2.3 | Field sampling and laboratory analysis
We randomly harvested 30 bunches of C. songorica in each plot in late August of 2018, corresponding to peak biomass time. Each bunch of plants with soil were dug out to a depth of 15 cm, with approximately 90% of the roots harvested. The non-rhizosphere soil was defined as those shaken off from the roots while the rhizosphere soil as those that adhere to the roots tightly and cannot be shaken off (Chaudhary et al., 2015). Plants of C. songorica were separated into shoots and roots, and oven-dried at 65°C for 72 h and weighed. Soil samples from the same plot were mixed to form a composite sample, thus, we obtained 12 rhizosphere and 12 non-rhizosphere composite soil samples (4 treatments × 3 replications).
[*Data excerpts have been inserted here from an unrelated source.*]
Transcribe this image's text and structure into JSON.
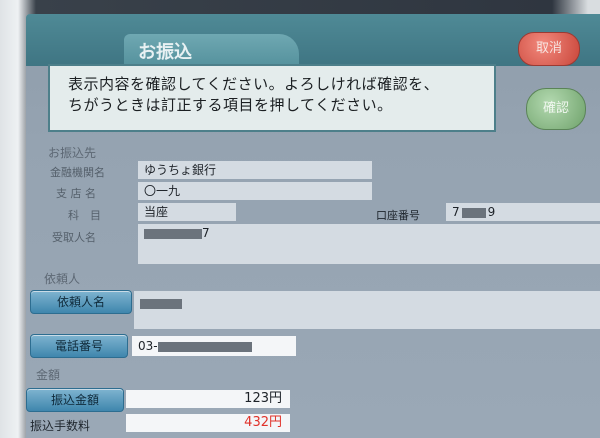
{
  "header": {
    "title": "お振込",
    "cancel_label": "取消"
  },
  "message": {
    "line1": "表示内容を確認してください。よろしければ確認を、",
    "line2": "ちがうときは訂正する項目を押してください。"
  },
  "confirm_label": "確認",
  "payee": {
    "section_label": "お振込先",
    "bank_label": "金融機関名",
    "bank_value": "ゆうちょ銀行",
    "branch_label": "支 店 名",
    "branch_value": "〇一九",
    "type_label": "科　目",
    "type_value": "当座",
    "account_label": "口座番号",
    "account_prefix": "7",
    "account_suffix": "9",
    "recipient_label": "受取人名",
    "recipient_suffix": "7"
  },
  "sender": {
    "section_label": "依頼人",
    "name_button": "依頼人名",
    "phone_button": "電話番号",
    "phone_prefix": "03-"
  },
  "amounts": {
    "section_label": "金額",
    "amount_button": "振込金額",
    "amount_value": "123円",
    "fee_label": "振込手数料",
    "fee_value": "432円"
  },
  "colors": {
    "fee": "#e0322a",
    "accent": "#3f86ad"
  }
}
Each composite soil sample was equally separated into three portions: one air-dried, one kept fresh at 4°C, and one stored at -80 °C. The fresh sample was used to determine the soil moisture and inorganic nitrogen concentration. Concentrations of ammonium nitrogen and nitrate nitrogen were measured using a continuous flow analyzer (Auto Analyzer III, Bran+Luebbe, Germany), and the inorganic nitrogen was their sum. The air-dried samples were used to determine the concentrations of total carbon, total nitrogen, total phosphorus, available phosphorus, and the pH values. Concentrations of total carbon and total nitrogen in soil/root samples were determined by an element analyzer (Elementar Vario Micro Cube, Germany), whereas soil total phosphorus and available phosphorus by a spectrophotometer. Soil pH was measured by a pH meter. The frozen samples were used to extract DNA for evaluating the richness and composition of microbial communities.